June 4, 2017: For our anniversary, Nan and I attended the Roger Waters (Pink Floyd) concert in Denver last night and I was reminded of the night we flew into LaGuardia airport in New York for our friends' wedding in October 2001, just a month after the 9/11 terrorist attacks. I was listening to the in-flight music and as we flew over Ground Zero, which was still brightly lit for recovery work, the song was "The Great Gig in the Sky" from Pink Floyd's 1973 album, "The Dark Side of the Moon". If you're not familiar, the song contains no lyrics, only the otherworldly grieving wail of singer Clare Torry set against somber piano music and special effects. It was an emotional, surreal experience.

December 13, 2015: Sometime in my early twenties, I was standing with friends on a high bluff overlooking Lake Michigan. I commented that looking north to south at the eastern horizon, you could see the curve of the earth. A friend responded that there was no way this was true, that the earth was much too large and the horizon could only appear as a straight line. Thinking about it now, I wonder if knowing the earth is round influenced the way I interpreted what I saw, which would explain why earlier cultures assumed the earth was flat, as they had no visible reason to think otherwise.

November 4, 2015: I was shooting baskets in the driveway with my siblings when something caused us to look up. High above us was a silver sphere hanging in the clear sky without moving. We conjectured about what it could be and decided it must be a weather balloon, even though none of us had ever seen one except in photos. This would have been in the early 1970s, long before UFOs and extraterrestrials had become a part of popular culture.

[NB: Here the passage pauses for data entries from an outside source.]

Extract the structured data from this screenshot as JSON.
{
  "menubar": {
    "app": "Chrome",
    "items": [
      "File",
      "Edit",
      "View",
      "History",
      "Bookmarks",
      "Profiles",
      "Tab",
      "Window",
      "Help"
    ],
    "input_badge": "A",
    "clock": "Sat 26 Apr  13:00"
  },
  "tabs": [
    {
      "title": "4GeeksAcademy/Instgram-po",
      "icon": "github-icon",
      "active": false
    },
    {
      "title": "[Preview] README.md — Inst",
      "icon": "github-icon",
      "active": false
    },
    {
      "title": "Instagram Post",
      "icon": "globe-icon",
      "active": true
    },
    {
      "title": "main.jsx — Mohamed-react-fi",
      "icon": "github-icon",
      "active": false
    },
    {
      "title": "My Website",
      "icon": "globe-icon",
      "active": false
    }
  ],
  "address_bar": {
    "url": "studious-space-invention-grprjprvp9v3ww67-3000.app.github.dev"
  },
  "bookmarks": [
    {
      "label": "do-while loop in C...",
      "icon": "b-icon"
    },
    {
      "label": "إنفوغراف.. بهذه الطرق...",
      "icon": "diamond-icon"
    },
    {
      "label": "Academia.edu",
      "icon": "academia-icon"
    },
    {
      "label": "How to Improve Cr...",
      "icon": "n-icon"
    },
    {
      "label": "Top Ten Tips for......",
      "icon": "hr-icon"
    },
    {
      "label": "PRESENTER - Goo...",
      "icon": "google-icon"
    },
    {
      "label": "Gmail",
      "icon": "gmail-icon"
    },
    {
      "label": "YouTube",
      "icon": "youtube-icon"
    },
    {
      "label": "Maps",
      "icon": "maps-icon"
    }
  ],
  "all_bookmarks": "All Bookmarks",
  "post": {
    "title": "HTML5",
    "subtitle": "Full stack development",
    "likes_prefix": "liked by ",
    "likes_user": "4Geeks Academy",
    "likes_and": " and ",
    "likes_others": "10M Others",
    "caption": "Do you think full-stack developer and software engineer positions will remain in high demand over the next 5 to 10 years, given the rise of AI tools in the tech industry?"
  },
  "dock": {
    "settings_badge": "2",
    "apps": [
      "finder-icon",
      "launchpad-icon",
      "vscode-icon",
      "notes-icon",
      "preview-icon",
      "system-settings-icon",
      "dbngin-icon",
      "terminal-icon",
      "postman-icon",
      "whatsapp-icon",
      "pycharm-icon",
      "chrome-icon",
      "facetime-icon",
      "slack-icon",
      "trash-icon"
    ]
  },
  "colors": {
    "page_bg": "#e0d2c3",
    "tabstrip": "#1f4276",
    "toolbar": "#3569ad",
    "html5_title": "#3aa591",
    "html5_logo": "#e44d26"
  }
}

August 16, 2015: During the summer when I was nine years old, I walked to swimming lessons at a local pool that required me to cross a busy street at a traffic light. On one of the first days, I started to cross with the "Walk" sign and was hit by a car that didn't stop before the crosswalk. It threw me several feet, but I was more surprised than injured. I told the woman who got out of her car to pick me up off the pavement that I was all right, though I had some minor scrapes and bruises. I continued on to my swimming lesson and never told anybody what had happened.

May 5, 2015: When we were young children playing army, we would pretend to die on our backs with our arms outspread, because Jesus on the cross was the only dead person we had ever seen.